Deandrea Rahming was eager to go back to work when her youngest child started school, but after more than a decade of being out of the workforce, she wasn’t certain employers would want her.

“I was very apprehensive,” Rahming says. “With a woman, it’s always, ‘Do you have kids? Do you have daycare? Are you reliable?’”

When Rahming began looking for jobs in the wake of the pandemic, though, she found desperate employers who were eager to hire.

The extra income from the jobs she landed as a claims adjuster, and later an administrative assistant, were a welcome boost for her family’s budget.
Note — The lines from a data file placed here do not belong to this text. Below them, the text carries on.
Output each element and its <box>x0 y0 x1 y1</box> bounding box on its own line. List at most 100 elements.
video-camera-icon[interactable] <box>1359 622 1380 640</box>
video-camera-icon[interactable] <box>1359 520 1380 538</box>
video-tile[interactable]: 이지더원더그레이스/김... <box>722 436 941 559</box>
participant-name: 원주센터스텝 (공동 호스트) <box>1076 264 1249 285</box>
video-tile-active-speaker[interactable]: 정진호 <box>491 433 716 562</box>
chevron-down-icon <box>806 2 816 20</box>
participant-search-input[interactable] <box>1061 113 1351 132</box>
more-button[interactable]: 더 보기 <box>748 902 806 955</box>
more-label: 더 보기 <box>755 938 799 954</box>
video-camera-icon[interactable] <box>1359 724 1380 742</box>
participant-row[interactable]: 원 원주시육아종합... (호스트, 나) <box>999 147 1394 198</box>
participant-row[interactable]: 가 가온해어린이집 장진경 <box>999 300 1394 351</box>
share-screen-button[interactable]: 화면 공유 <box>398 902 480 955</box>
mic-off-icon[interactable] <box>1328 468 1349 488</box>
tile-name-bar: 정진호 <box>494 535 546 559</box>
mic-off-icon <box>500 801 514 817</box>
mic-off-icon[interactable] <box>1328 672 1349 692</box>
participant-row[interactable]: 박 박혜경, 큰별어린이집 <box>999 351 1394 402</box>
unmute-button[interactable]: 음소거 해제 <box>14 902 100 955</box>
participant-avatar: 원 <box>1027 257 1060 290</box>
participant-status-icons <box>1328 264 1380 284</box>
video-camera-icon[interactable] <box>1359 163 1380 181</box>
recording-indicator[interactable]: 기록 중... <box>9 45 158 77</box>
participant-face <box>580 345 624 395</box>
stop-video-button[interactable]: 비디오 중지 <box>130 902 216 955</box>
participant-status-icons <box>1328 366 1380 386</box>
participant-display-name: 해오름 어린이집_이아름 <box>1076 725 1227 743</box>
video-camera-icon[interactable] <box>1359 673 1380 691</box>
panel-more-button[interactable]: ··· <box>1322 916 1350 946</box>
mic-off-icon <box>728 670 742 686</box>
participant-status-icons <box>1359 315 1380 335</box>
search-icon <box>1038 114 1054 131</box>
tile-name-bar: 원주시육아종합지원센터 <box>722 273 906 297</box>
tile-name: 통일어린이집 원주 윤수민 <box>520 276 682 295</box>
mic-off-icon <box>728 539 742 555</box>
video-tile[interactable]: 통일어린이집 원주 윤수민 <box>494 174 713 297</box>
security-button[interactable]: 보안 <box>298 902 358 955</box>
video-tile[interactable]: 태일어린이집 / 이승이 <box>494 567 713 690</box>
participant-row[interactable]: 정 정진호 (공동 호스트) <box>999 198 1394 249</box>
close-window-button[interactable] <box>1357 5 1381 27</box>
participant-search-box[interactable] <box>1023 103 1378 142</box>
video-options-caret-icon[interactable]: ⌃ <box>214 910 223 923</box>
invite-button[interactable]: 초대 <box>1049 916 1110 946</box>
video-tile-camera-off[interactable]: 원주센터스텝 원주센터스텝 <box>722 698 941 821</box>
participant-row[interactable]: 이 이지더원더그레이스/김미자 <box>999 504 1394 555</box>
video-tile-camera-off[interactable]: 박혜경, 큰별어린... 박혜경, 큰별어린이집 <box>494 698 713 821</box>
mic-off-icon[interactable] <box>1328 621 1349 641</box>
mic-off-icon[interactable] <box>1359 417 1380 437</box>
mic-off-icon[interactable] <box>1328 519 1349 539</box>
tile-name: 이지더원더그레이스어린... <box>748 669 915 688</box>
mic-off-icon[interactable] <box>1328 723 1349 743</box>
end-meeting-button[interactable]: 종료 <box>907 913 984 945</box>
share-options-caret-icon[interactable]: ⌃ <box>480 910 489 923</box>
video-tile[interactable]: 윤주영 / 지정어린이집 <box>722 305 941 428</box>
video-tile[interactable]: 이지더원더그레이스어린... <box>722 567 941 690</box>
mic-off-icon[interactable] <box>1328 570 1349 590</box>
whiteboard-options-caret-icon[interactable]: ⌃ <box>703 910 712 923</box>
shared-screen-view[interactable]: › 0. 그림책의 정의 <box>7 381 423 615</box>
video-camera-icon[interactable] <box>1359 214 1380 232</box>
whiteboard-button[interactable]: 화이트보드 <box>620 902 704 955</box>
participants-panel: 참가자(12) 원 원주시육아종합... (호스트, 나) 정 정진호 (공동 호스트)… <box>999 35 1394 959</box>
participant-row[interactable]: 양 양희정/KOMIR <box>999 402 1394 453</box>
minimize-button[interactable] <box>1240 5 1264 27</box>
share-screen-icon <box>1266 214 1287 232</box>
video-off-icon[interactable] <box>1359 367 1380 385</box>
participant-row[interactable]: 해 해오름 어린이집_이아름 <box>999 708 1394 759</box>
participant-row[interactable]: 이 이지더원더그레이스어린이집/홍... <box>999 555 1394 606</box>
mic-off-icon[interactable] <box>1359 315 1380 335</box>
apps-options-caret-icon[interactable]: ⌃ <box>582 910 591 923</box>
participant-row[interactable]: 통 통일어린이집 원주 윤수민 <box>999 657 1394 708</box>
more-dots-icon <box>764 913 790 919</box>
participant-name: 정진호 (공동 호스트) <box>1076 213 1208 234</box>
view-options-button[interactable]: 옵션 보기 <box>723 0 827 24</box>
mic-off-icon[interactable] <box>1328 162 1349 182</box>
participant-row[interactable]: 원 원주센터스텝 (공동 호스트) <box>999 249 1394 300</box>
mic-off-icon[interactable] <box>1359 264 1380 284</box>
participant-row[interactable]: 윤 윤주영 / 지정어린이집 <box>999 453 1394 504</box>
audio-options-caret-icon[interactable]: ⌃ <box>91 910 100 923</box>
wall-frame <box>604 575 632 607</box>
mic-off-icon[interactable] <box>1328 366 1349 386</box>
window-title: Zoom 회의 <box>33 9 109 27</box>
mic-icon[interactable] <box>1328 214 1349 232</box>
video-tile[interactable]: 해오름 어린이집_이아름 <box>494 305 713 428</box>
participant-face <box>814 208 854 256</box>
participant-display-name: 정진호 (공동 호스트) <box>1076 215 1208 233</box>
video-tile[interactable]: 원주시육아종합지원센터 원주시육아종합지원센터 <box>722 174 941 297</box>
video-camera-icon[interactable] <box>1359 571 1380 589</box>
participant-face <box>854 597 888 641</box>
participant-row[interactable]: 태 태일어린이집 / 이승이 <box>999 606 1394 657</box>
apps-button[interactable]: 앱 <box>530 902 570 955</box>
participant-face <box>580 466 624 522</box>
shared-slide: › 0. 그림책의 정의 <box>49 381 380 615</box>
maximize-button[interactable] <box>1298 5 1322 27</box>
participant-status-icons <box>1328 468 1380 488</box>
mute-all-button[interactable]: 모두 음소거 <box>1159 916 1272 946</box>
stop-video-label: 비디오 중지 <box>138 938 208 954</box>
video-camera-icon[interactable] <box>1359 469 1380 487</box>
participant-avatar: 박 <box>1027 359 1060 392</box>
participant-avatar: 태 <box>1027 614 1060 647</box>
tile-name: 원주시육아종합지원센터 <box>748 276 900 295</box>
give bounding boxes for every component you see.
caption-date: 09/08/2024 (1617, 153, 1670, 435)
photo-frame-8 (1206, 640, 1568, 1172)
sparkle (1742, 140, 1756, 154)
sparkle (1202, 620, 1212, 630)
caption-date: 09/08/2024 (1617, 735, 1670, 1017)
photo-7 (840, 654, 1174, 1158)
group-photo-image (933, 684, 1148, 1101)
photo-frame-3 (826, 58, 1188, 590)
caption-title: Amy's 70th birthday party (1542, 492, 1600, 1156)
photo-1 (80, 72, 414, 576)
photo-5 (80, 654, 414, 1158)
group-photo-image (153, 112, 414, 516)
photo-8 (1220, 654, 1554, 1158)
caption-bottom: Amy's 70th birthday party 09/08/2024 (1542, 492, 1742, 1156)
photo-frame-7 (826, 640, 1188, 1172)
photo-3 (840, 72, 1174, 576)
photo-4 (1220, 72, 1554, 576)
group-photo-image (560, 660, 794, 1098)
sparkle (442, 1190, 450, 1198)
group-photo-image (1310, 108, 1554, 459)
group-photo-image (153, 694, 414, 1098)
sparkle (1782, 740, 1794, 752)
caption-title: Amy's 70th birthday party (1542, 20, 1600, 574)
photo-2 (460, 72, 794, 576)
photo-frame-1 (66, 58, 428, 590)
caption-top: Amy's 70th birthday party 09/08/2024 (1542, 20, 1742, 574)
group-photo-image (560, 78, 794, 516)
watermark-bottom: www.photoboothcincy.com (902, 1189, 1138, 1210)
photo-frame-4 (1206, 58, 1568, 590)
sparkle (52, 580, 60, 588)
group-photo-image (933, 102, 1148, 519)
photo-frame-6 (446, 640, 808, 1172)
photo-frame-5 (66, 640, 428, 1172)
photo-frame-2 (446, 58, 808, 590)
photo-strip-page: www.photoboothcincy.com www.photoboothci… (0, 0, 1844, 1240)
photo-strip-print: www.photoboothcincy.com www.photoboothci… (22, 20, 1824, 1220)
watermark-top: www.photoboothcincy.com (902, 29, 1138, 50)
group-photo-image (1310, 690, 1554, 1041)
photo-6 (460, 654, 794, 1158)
But Rahming says the satisfaction that came from working was bigger than just a paycheck.

“I come from a very long line of modern women,” Rahming says. “So going back and working and being able to fulfill that accomplishment, like, ‘OK, Yeah. I can do this. I still can run with the best of them.’”

Women like Rahming are helping to keep the economy running, as well. With employers adding hundreds of thousands of jobs each month, and unemployment near a half-century low, the U.S. needs more people to come off the sidelines to keep the economy growing.

“Where are the workers going to come from?” asks Betsey Stevenson, an economist at the University of Michigan. “What we’re seeing is they are showing up month after month to take the jobs, and in particular, it’s women showing up to take the jobs.”